Sparse group lasso regression

Optimises the parameters and the hyperparameters of the sparse group lasso.

Usage

cv.corila(
  x,
  y,
  group,
  primary = NULL,
  family = "gaussian",
  alpha_init = 0,
  cor = "spearman",
  alpha_final = 1,
  nfolds = 10L,
  foldid = NULL,
  tune = "weight",
  na_action = "error",
  silent = FALSE
)

Arguments

x

\(n_0 \times p\) predictor matrix, containing only numerical values (continuous, integer, or binary), where \(n_0\) is the number of observations used for model training and \(p\) is the number of predictors

y

response vector of length \(n_0\), containing numerical values (family="gaussian"), integer values (family="poisson"), binary values (family="binomial"), or a survival object created with survival::Surv() (family="cox"), where \(n_0\) is the number of observations used for model training

group

group structure (multiple options):

\(p\)-dimensional vector of group indices (in \(\{1, \ldots, q\}\)) or labels,
list with \(q\) slots containing the variable indices (in \(\{1, \ldots, p\}\)) or labels,
\(p \times p\) matrix, where the entry in the \(j^{\text{th}}\) row and the \(k^{\text{th}}\) column indicates whether information should be transferred from the \(j^{\text{th}}\) to the \(k^{\text{th}}\) variable

primary

\(p\)-dimensional logical vector indicating whether a predictor may be included in the final model (TRUE for "primary predictors") or must be excluded from the final model (FALSE for "auxiliary predictors")

family

character string "gaussian", "binomial", "poisson", or "cox"

alpha_init

A scalar specifying the method used for obtaining initial coefficients:

a numeric scalar in the unit interval (\(0 \leq\) alpha_init \(\leq 1\)) to define the mixing parameter for elastic net regression (default: ridge penalisation with alpha_init=0);
the character scalar "pearson", "spearman", or "kendall" to use initial correlation coefficients (not implemented for family="cox")
the character scalar"multiridge" to use multi-penalty ridge regression with one penalty for each group (not implemented for family="poisson" or overlapping groups),
NA to set all initial coefficients equal to 1

cor

character string "pearson", "spearman" (default), or "kendall"; or a correlation matrix (\(p\) rows, \(p\) columns, entries between \(-1\) and \(+1\))

alpha_final

elastic net mixing parameter for final regression: numeric between 0 for ridge penalisation and 1 for lasso penalisation (default: lasso penalisation with alpha_final=1)

nfolds

positive integer specifying the number of folds (minimum \(3\), maximum \(n\))

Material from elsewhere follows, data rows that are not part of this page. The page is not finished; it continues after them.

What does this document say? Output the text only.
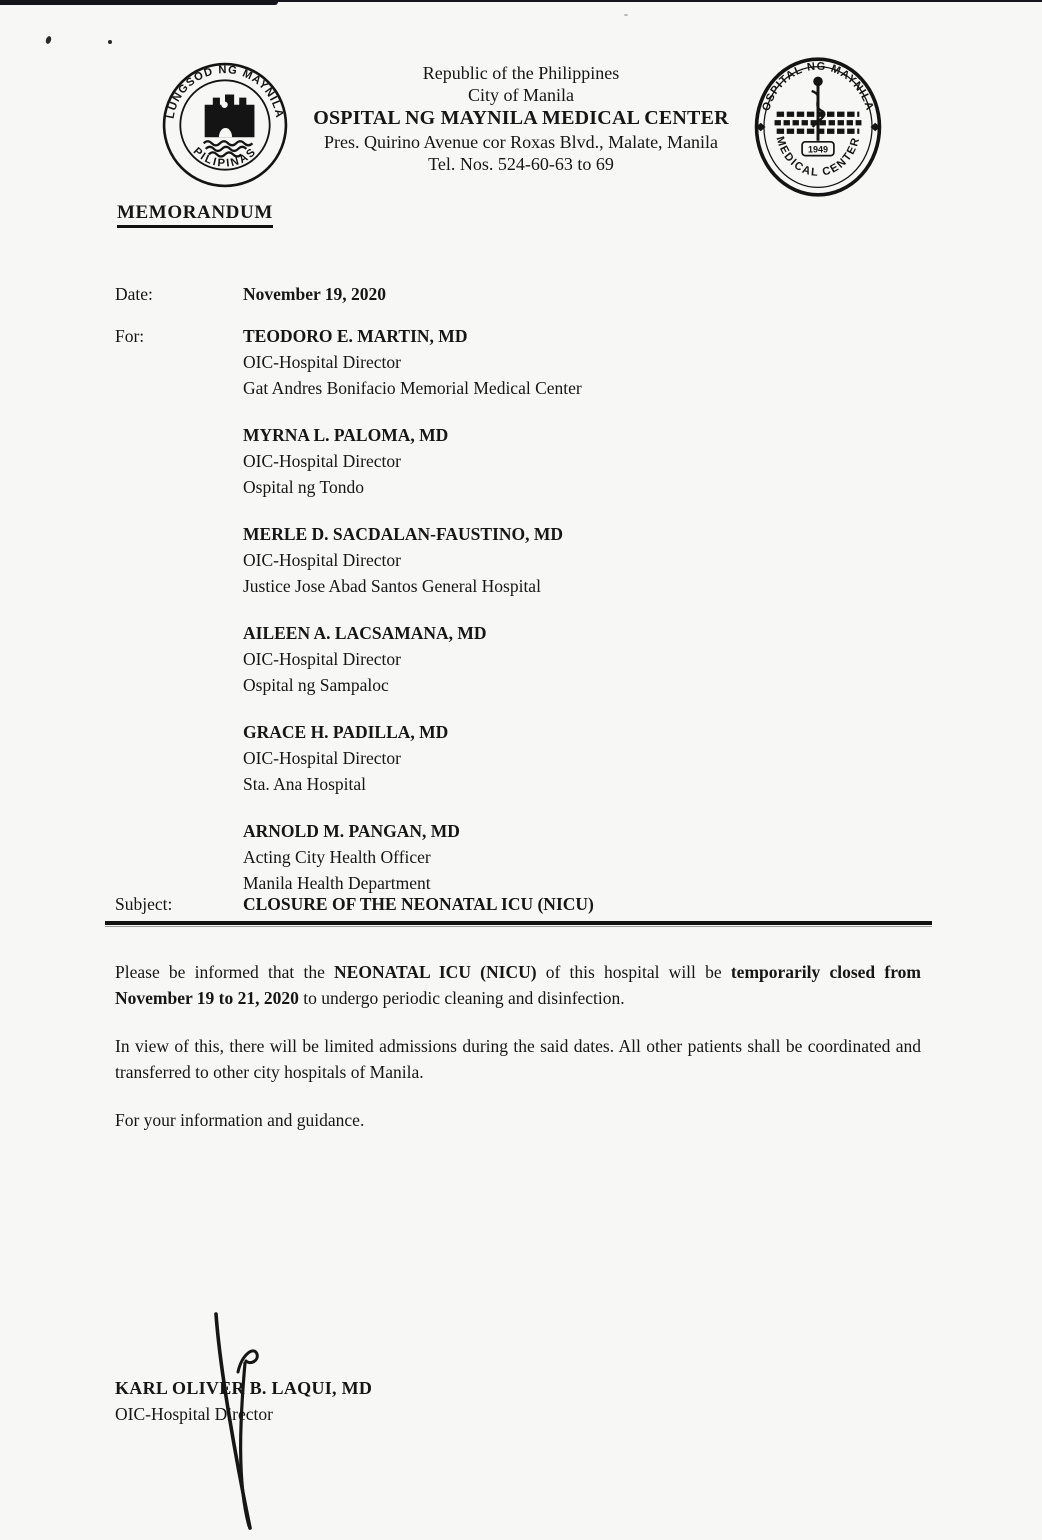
Republic of the Philippines
City of Manila
OSPITAL NG MAYNILA MEDICAL CENTER
Pres. Quirino Avenue cor Roxas Blvd., Malate, Manila
Tel. Nos. 524-60-63 to 69
LUNGSOD NG MAYNILA
PILIPINAS
OSPITAL NG MAYNILA
MEDICAL CENTER
1949
MEMORANDUM
Date:	November 19, 2020
For:	TEODORO E. MARTIN, MD
OIC-Hospital Director
Gat Andres Bonifacio Memorial Medical Center
MYRNA L. PALOMA, MD
OIC-Hospital Director
Ospital ng Tondo
MERLE D. SACDALAN-FAUSTINO, MD
OIC-Hospital Director
Justice Jose Abad Santos General Hospital
AILEEN A. LACSAMANA, MD
OIC-Hospital Director
Ospital ng Sampaloc
GRACE H. PADILLA, MD
OIC-Hospital Director
Sta. Ana Hospital
ARNOLD M. PANGAN, MD
Acting City Health Officer
Manila Health Department
Subject:	CLOSURE OF THE NEONATAL ICU (NICU)

Please be informed that the NEONATAL ICU (NICU) of this hospital will be temporarily closed from November 19 to 21, 2020 to undergo periodic cleaning and disinfection.

In view of this, there will be limited admissions during the said dates. All other patients shall be coordinated and transferred to other city hospitals of Manila.

For your information and guidance.

KARL OLIVER B. LAQUI, MD
OIC-Hospital Director
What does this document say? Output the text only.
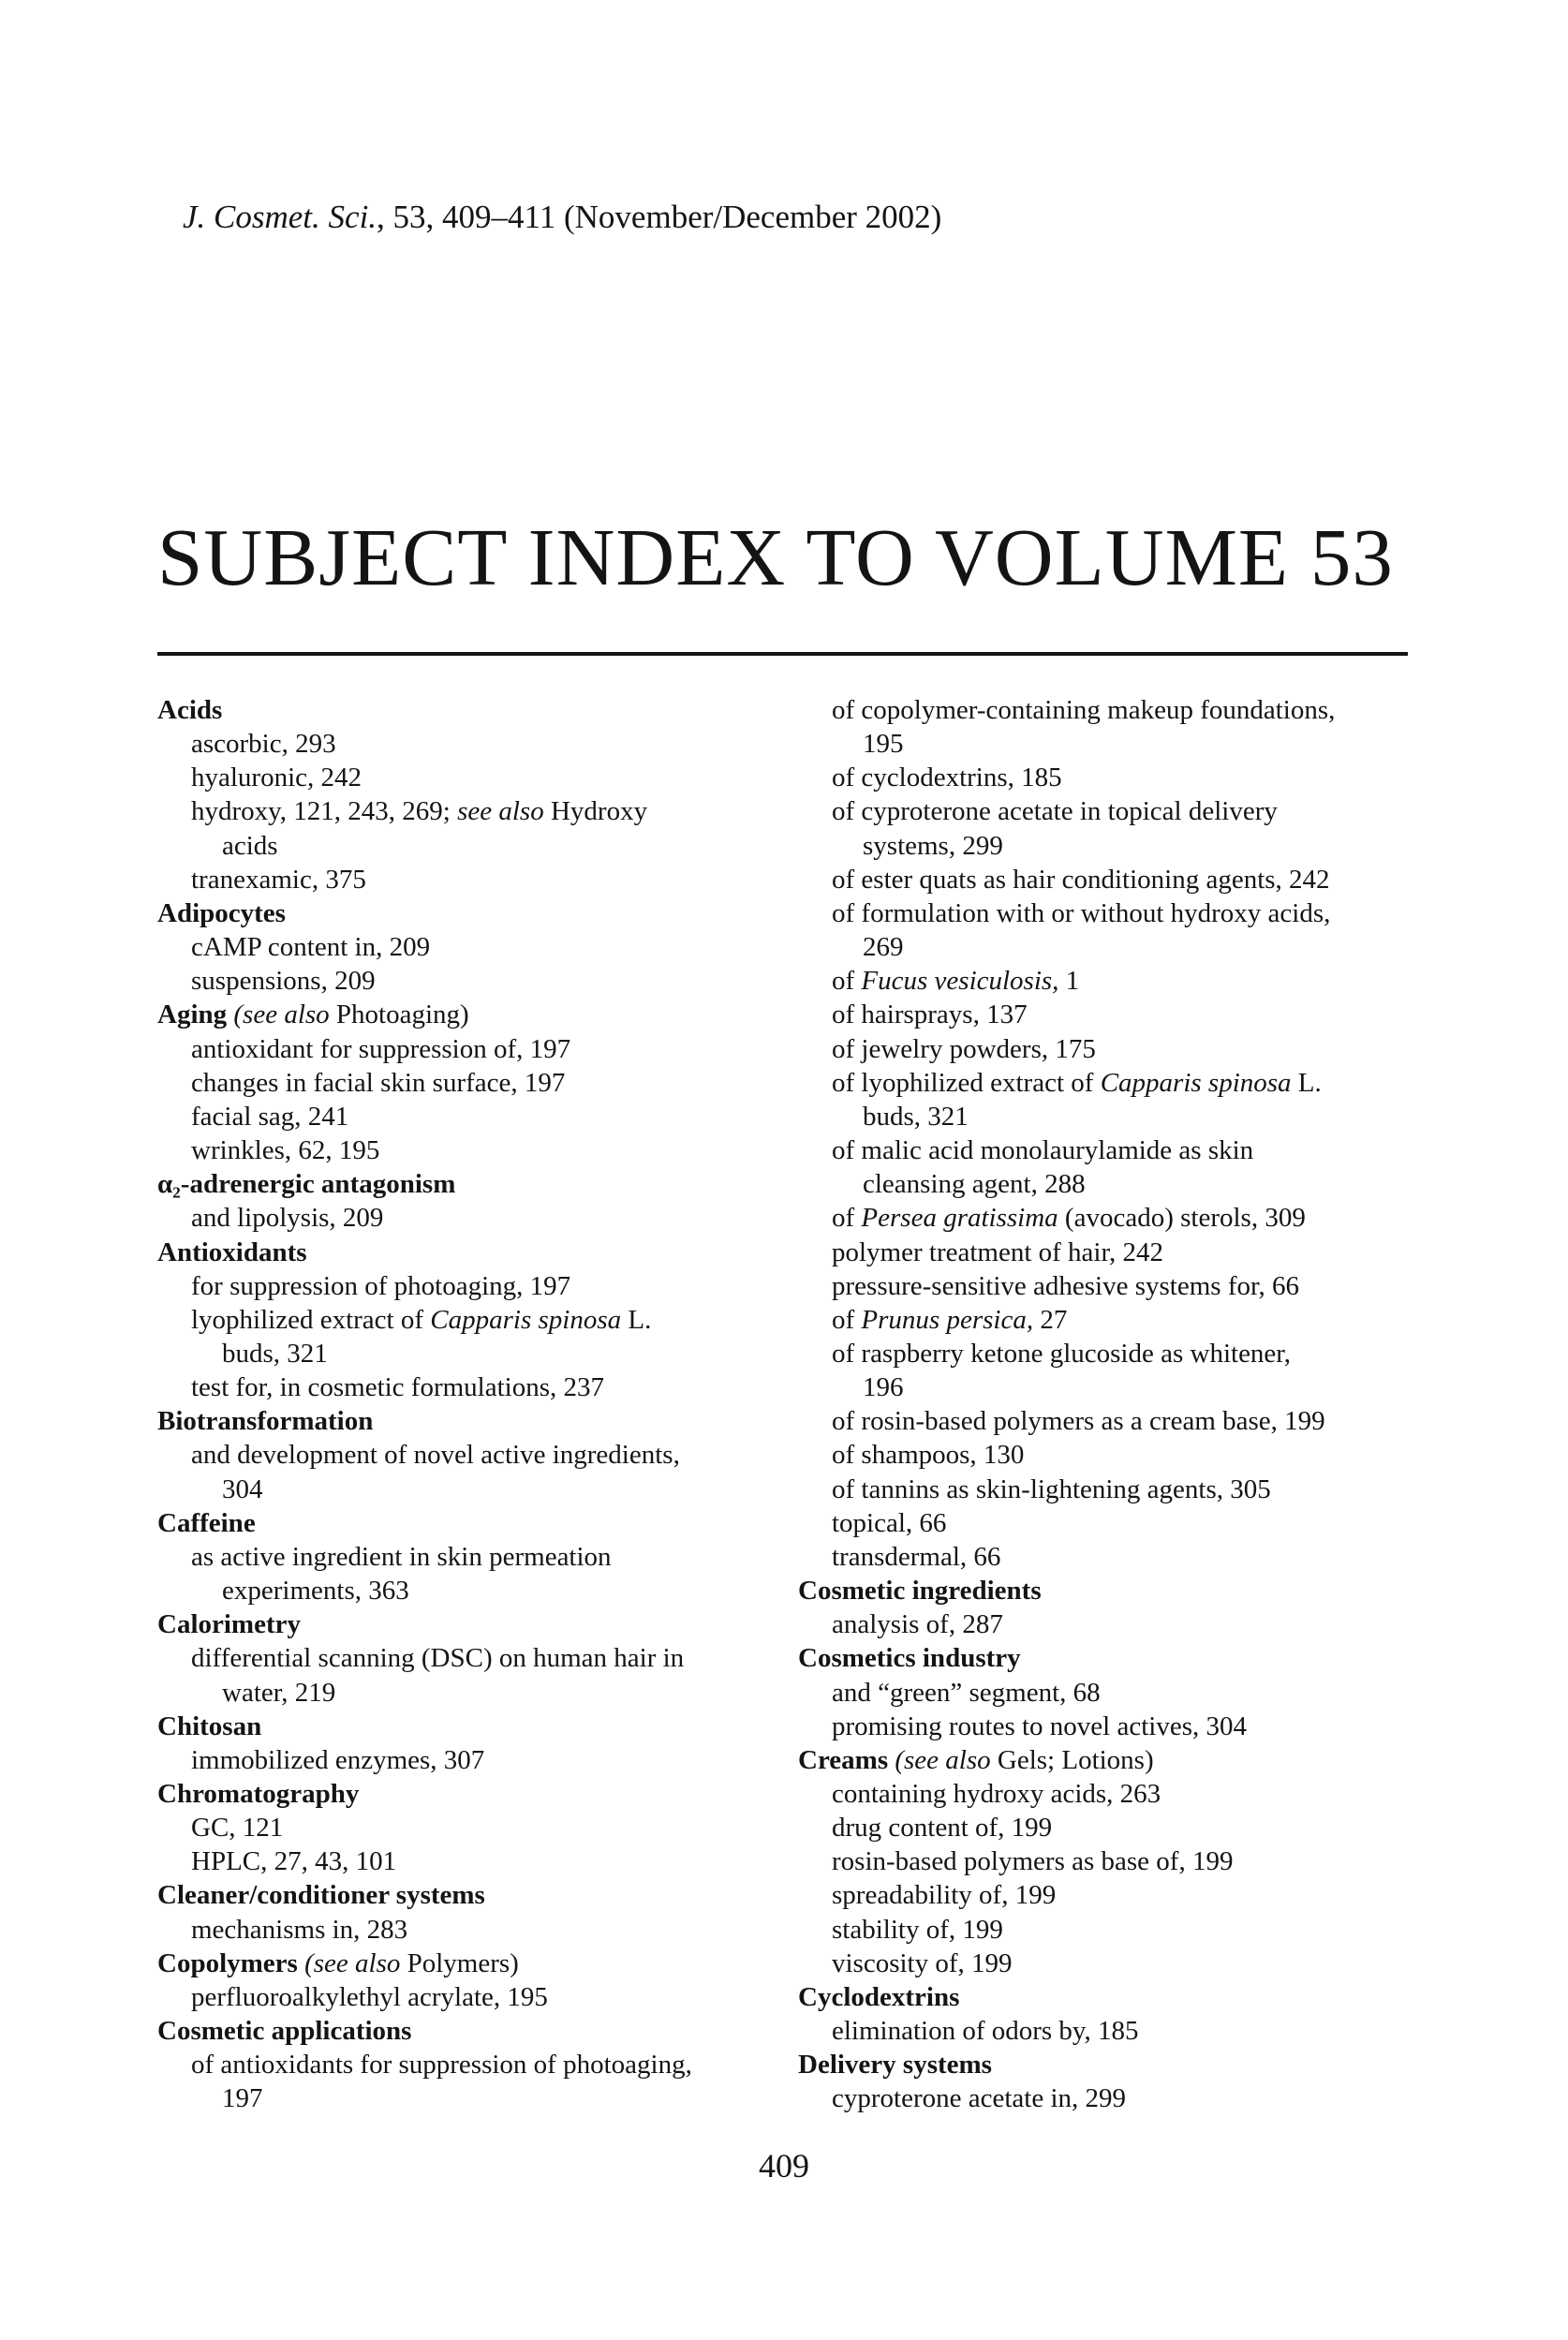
J. Cosmet. Sci., 53, 409–411 (November/December 2002)
SUBJECT INDEX TO VOLUME 53
Acids
ascorbic, 293
hyaluronic, 242
hydroxy, 121, 243, 269; see also Hydroxy
acids
tranexamic, 375
Adipocytes
cAMP content in, 209
suspensions, 209
Aging (see also Photoaging)
antioxidant for suppression of, 197
changes in facial skin surface, 197
facial sag, 241
wrinkles, 62, 195
α₂-adrenergic antagonism
and lipolysis, 209
Antioxidants
for suppression of photoaging, 197
lyophilized extract of Capparis spinosa L.
buds, 321
test for, in cosmetic formulations, 237
Biotransformation
and development of novel active ingredients,
304
Caffeine
as active ingredient in skin permeation
experiments, 363
Calorimetry
differential scanning (DSC) on human hair in
water, 219
Chitosan
immobilized enzymes, 307
Chromatography
GC, 121
HPLC, 27, 43, 101
Cleaner/conditioner systems
mechanisms in, 283
Copolymers (see also Polymers)
perfluoroalkylethyl acrylate, 195
Cosmetic applications
of antioxidants for suppression of photoaging,
197
of copolymer-containing makeup foundations,
195
of cyclodextrins, 185
of cyproterone acetate in topical delivery
systems, 299
of ester quats as hair conditioning agents, 242
of formulation with or without hydroxy acids,
269
of Fucus vesiculosis, 1
of hairsprays, 137
of jewelry powders, 175
of lyophilized extract of Capparis spinosa L.
buds, 321
of malic acid monolaurylamide as skin
cleansing agent, 288
of Persea gratissima (avocado) sterols, 309
polymer treatment of hair, 242
pressure-sensitive adhesive systems for, 66
of Prunus persica, 27
of raspberry ketone glucoside as whitener,
196
of rosin-based polymers as a cream base, 199
of shampoos, 130
of tannins as skin-lightening agents, 305
topical, 66
transdermal, 66
Cosmetic ingredients
analysis of, 287
Cosmetics industry
and “green” segment, 68
promising routes to novel actives, 304
Creams (see also Gels; Lotions)
containing hydroxy acids, 263
drug content of, 199
rosin-based polymers as base of, 199
spreadability of, 199
stability of, 199
viscosity of, 199
Cyclodextrins
elimination of odors by, 185
Delivery systems
cyproterone acetate in, 299
409
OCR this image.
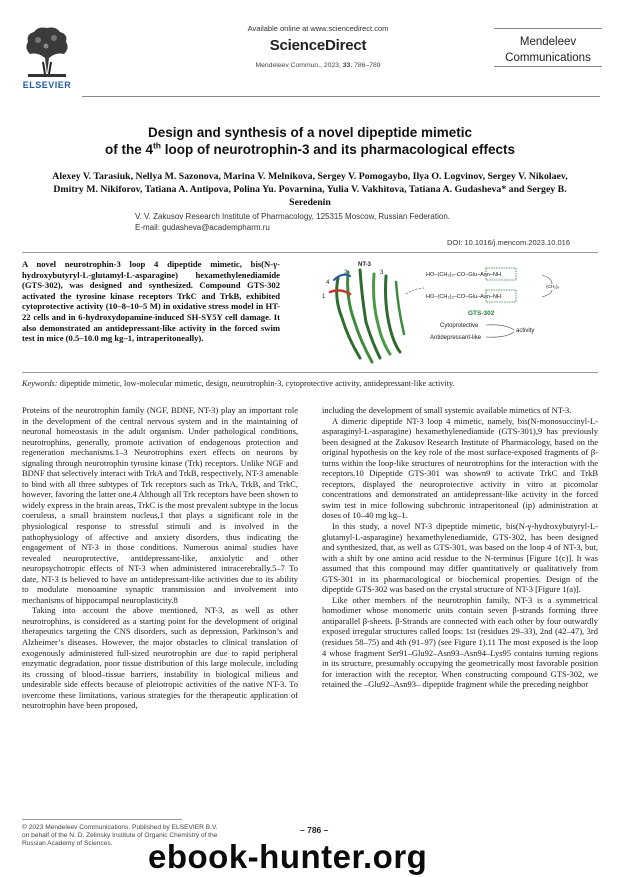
ELSEVIER
Available online at www.sciencedirect.com
ScienceDirect
Mendeleev Commun., 2023, 33, 786–789
Mendeleev
Communications
Design and synthesis of a novel dipeptide mimetic
of the 4th loop of neurotrophin-3 and its pharmacological effects
Alexey V. Tarasiuk, Nellya M. Sazonova, Marina V. Melnikova, Sergey V. Pomogaybo, Ilya O. Logvinov, Sergey V. Nikolaev, Dmitry M. Nikiforov, Tatiana A. Antipova, Polina Yu. Povarnina, Yulia V. Vakhitova, Tatiana A. Gudasheva* and Sergey B. Seredenin
V. V. Zakusov Research Institute of Pharmacology, 125315 Moscow, Russian Federation.
E-mail: gudasheva@academpharm.ru
DOI: 10.1016/j.mencom.2023.10.016
A novel neurotrophin-3 loop 4 dipeptide mimetic, bis(N-γ-hydroxybutyryl-L-glutamyl-L-asparagine) hexamethylenediamide (GTS-302), was designed and synthesized. Compound GTS-302 activated the tyrosine kinase receptors TrkC and TrkB, exhibited cytoprotective activity (10–8–10–5 M) in oxidative stress model in HT-22 cells and in 6-hydroxydopamine-induced SH-SY5Y cell damage. It also demonstrated an antidepressant-like activity in the forced swim test in mice (0.5–10.0 mg kg–1, intraperitoneally).
NT-3
2	3
1
4
HO–(CH₂)₃–CO–Glu–Asn–NH
HO–(CH₂)₃–CO–Glu–Asn–NH
(CH₂)₆
GTS-302
Cytoprotective
Antidepressant-like
activity
Keywords: dipeptide mimetic, low-molecular mimetic, design, neurotrophin-3, cytoprotective activity, antidepressant-like activity.

Proteins of the neurotrophin family (NGF, BDNF, NT-3) play an important role in the development of the central nervous system and in the maintaining of neuronal homeostasis in the adult organism. Under pathological conditions, neurotrophins, generally, promote activation of endogenous protection and regeneration mechanisms.1–3 Neurotrophins exert effects on neurons by signaling through neurotrophin tyrosine kinase (Trk) receptors. Unlike NGF and BDNF that selectively interact with TrkA and TrkB, respectively, NT-3 amenable to bind with all three subtypes of Trk receptors such as TrkA, TrkB, and TrkC, however, favoring the latter one.4 Although all Trk receptors have been shown to widely express in the brain areas, TrkC is the most prevalent subtype in the locus coeruleus, a small brainstem nucleus,1 that plays a significant role in the physiological response to stressful stimuli and is involved in the pathophysiology of affective and anxiety disorders, thus indicating the engagement of NT-3 in those conditions. Numerous animal studies have revealed neuroprotective, antidepressant-like, anxiolytic and other neuropsychotropic effects of NT-3 when administered intracerebrally.5–7 To date, NT-3 is believed to have an antidepressant-like activities due to its ability to modulate monoamine synaptic transmission and involvement into mechanisms of hippocampal neuroplasticity.8

Taking into account the above mentioned, NT-3, as well as other neurotrophins, is considered as a starting point for the development of original therapeutics targeting the CNS disorders, such as depression, Parkinson’s and Alzheimer’s diseases. However, the major obstacles to clinical translation of exogenously administered full-sized neurotrophin are due to rapid peripheral enzymatic degradation, poor tissue distribution of this large molecule, including its crossing of blood–tissue barriers, instability in biological milieus and undesirable side effects because of pleiotropic activities of the native NT-3. To overcome these limitations, various strategies for the therapeutic application of neurotrophin have been proposed,

including the development of small systemic available mimetics of NT-3.

A dimeric dipeptide NT-3 loop 4 mimetic, namely, bis(N-monosuccinyl-L-asparaginyl-L-asparagine) hexamethylenediamide (GTS-301),9 has previously been designed at the Zakusov Research Institute of Pharmacology, based on the original hypothesis on the key role of the most surface-exposed fragments of β-turns within the loop-like structures of neurotrophins for the interaction with the receptors.10 Dipeptide GTS-301 was shown9 to activate TrkC and TrkB receptors, displayed the neuroprotective activity in vitro at picomolar concentrations and demonstrated an antidepressant-like activity in the forced swim test in mice following subchronic intraperitoneal (ip) administration at doses of 10–40 mg kg–1.

In this study, a novel NT-3 dipeptide mimetic, bis(N-γ-hydroxybutyryl-L-glutamyl-L-asparagine) hexamethylenediamide, GTS-302, has been designed and synthesized, that, as well as GTS-301, was based on the loop 4 of NT-3, but, with a shift by one amino acid residue to the N-terminus [Figure 1(c)]. It was assumed that this compound may differ quantitatively or qualitatively from GTS-301 in its pharmacological or biochemical properties. Design of the dipeptide GTS-302 was based on the crystal structure of NT-3 [Figure 1(a)].

Like other members of the neurotrophin family, NT-3 is a symmetrical homodimer whose monomeric units contain seven β-strands forming three antiparallel β-sheets. β-Strands are connected with each other by four outwardly exposed irregular structures called loops: 1st (residues 29–33), 2nd (42–47), 3rd (residues 58–75) and 4th (91–97) (see Figure 1).11 The most exposed is the loop 4 whose fragment Ser91–Glu92–Asn93–Asn94–Lys95 contains turning regions in its structure, presumably occupying the geometrically most favorable position for interaction with the receptor. When constructing compound GTS-302, we retained the –Glu92–Asn93– dipeptide fragment while the preceding neighbor

© 2023 Mendeleev Communications. Published by ELSEVIER B.V.
on behalf of the N. D. Zelinsky Institute of Organic Chemistry of the
Russian Academy of Sciences.
– 786 –
ebook-hunter.org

NB: If foldid is provided, nfolds is overwritten by max(foldid).

foldid

\(n_0\)-dimensional vector containing the fold identifiers (minimum \(1\), maximum nfolds)

tune

character string for determining the candidate values for the hyperparameters:

"none": fixed weights and exponents (wgt_local=1, exp_local=1, wgt_global=0), no tuning
"weight": fixed exponents (exp_local=0, exp_global=1), tuning wgt_local=1-wgt_global
"exponent": fixed weights (wgt_local=1, wgt_global=0), tuning exp_local
"bivariate": tuning wgt_local=1-wgt_global and exp_local=exp_global
"factorial": tuning wgt_local, exp_local, wgt_global, exp_global

(to implement: data frame with columns wgt_local, exp_local, wgt_global, and exp_global)

na_action

character "error" to trigger an error if any observation has a missing predictor or a missing response or "complete_cases" to exclude observations with a missing predictor or a missing response from model fitting (while providing fitted values for these observations)

silent

Should messages from glmnet::glmnet() and glmnet::cv.glmnet() be suppressed? (logical scalar, FALSE or TRUE)

Value

Returns an object of class "cv.corila", a list with the following slots:

model: list with one slot for each combination of hyperparameters, each slot contains an object of class "glmnet"
hyper: data frame with one row for each combination of hyperparameters, four columns for the values of the hyperparameters (wgt_local, exp_local, wgt_global, and exp_global) and a column for the cross-validated loss (cvm)
id_hyper: index of combination of hyperparameters leading to the lowest cross-validated loss
lambda.min optimised regularisation hyperparameter
scale: output from .forescale()
y_hat: \(n\)-dimensional vector of fitted values

Details

The numbers of observations (samples) for training or testing are indicated by \(n_0\) and \(n_1\), respectively, the number of predictors (features) is indicated by \(p\), and the number of predictor group is indicated by \(q\). Observations are indexed by \(i\) in \(\{1, \ldots, n\}\), predictors are indexed by \(j\) in \(\{1, \ldots, p\}\), and predictor groups are indexed by \(k\) in \(\{1, \ldots, q\}\). The number of predictors in the \(k^{\text{th}}\) group is indicated by \(p_k\), with \(\sum_{k=1}^q p_k = p\) for non-overlapping groups.

References

Armin Rauschenberger (2026). "Sparse modelling with grouped and correlated features allowing for privileged information". In preparation.

Examples

# \donttest{
data <- simulate_data()
model <- cv.corila(x = data$x_train,
                   y = data$y_train,
                   group = data$group,
                   primary = data$primary)
beta_hat <- coef(object = model)
y_hat <- predict(object = model, newx = data$x_test)
# }

# example for automatic mutation testing (with the R package autotest)
data <- simulate_data()
model <- cv.corila(x = data$x_train,
                   y = data$y_train,
                   group = as.double(data$group),
                   primary = data$primary,
                   alpha_init = 0.0,
                   foldid = rep(1:10, length.out = nrow(data$x_train)))